O público não notou o drama que acontecia lá em cima. E como havia divisórias entre as mesas, somente Shen Mu — que estava bem de frente para Su Xin — pôde testemunhar todo o confronto.
O contador de histórias continuava a narrar incansavelmente, e o povo no andar de baixo ouvia fascinado.
Shen Mu olhava fixamente para Su Xin, cujas vestes estavam ficando cada vez mais desarrumadas. Por fim, não conseguiu se conter. Com um tilintar agudo, ele bateu a xícara de chá com força sobre a mesa, produzindo um som alto o suficiente para ser ouvido do outro lado da sala.
Como esperava, os dois levantaram os olhos assim que ouviram o estalo e, ao verem que se tratava de Shen Mu, ambos pararam imediatamente.

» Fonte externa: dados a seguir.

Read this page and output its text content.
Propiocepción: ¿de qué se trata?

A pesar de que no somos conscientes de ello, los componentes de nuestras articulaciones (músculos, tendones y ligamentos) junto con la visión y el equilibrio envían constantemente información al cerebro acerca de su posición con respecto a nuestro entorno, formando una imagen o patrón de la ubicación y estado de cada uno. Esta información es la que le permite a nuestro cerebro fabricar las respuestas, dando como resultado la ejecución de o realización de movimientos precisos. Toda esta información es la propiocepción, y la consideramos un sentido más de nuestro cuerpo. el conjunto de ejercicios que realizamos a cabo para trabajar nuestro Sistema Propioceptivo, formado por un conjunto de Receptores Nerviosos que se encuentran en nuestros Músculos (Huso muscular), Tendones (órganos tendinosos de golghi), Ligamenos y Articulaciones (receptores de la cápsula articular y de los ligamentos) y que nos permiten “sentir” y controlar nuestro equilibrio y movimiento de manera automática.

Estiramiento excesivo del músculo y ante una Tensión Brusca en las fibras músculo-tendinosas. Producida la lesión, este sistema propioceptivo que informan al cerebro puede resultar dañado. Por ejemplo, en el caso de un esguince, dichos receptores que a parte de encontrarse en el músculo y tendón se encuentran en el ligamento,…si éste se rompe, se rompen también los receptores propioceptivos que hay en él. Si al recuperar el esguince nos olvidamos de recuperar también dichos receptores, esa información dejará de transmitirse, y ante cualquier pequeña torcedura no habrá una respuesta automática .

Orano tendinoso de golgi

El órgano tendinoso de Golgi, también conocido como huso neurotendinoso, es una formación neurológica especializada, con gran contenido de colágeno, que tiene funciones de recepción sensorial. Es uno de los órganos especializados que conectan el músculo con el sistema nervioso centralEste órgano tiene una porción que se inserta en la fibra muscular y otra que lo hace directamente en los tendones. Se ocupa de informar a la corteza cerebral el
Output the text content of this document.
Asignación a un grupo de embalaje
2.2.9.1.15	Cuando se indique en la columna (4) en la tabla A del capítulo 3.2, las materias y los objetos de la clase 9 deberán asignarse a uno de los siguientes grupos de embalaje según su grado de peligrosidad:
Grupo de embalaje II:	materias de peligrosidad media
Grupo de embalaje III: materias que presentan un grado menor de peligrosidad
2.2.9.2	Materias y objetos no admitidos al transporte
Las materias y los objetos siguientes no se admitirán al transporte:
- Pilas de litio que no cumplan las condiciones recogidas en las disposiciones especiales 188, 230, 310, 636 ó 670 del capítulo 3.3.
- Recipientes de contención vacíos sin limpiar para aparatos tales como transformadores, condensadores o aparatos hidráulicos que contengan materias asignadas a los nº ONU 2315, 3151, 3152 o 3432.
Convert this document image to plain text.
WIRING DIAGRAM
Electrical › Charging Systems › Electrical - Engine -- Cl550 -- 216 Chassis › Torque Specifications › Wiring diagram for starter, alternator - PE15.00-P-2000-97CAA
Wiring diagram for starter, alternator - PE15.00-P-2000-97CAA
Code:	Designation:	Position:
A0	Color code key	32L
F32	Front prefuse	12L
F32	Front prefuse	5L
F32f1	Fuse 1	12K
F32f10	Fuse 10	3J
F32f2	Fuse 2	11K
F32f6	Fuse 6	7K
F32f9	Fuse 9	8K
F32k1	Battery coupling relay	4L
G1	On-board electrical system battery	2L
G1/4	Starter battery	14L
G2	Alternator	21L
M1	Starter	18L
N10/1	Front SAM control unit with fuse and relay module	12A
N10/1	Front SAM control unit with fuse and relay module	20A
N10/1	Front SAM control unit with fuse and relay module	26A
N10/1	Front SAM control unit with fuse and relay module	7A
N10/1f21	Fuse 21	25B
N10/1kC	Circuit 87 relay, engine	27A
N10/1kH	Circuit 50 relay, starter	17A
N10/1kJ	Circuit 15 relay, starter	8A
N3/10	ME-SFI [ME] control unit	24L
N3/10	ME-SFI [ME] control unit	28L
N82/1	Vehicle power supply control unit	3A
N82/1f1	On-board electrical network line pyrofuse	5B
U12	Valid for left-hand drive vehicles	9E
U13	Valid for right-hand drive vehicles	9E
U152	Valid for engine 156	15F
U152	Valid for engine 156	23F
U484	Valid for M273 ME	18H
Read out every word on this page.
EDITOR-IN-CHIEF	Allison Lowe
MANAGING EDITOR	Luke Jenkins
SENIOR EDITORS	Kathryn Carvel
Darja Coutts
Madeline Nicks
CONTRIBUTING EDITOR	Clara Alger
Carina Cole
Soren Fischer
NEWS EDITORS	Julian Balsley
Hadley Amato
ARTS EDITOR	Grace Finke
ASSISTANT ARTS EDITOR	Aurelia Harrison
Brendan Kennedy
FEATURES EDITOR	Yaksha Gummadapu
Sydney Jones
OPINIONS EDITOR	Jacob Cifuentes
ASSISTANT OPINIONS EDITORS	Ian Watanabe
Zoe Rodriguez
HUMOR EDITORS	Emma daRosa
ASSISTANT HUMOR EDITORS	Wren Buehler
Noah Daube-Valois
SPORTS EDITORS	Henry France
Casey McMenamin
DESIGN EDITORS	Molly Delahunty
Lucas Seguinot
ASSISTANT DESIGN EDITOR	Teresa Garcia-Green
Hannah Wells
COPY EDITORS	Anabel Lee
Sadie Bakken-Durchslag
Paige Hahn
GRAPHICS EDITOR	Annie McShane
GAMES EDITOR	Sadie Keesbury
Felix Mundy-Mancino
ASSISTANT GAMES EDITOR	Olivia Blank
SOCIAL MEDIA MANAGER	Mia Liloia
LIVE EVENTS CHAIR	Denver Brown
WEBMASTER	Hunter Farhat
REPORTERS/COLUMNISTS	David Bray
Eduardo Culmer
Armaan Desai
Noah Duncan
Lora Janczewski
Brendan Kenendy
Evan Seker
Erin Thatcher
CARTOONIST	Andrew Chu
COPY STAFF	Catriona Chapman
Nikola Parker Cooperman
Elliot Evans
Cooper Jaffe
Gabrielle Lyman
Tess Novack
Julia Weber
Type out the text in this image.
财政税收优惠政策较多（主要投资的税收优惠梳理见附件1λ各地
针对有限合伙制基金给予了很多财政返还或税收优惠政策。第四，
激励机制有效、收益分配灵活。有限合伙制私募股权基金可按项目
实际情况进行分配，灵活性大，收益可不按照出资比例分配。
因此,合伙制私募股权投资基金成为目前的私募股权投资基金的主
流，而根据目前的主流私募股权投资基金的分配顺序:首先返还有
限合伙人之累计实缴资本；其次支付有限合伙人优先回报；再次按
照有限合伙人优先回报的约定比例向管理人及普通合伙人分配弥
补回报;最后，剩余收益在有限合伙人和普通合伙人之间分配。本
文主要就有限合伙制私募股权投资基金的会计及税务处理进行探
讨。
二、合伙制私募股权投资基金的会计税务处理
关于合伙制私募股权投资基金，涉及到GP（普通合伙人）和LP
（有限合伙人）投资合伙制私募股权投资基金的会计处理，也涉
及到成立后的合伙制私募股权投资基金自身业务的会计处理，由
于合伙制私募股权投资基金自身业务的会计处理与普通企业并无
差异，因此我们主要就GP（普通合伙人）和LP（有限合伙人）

Su Xin manteve-se impassível, assentiu em direção a Shen Mu e formou um “obrigado” com os lábios. Em seguida, afastou Qin Jing com o braço, revelando um pulso branco como a neve — e as algemas douradas que brilhavam sobre ele.
Qin Jing lançou um olhar pensativo para Shen Mu, assentiu discretamente e virou-se para sussurrar algo ao guarda ao seu lado.
Com o rosto calmo, Shen Mu girou a xícara quente em suas mãos, observando os guardas de Qin Jing passarem. Sem olhar para trás, disse a Ah Qing, que estava logo atrás dele:
— Se eu não voltar em meia hora, vá ao palácio e chame Jing An.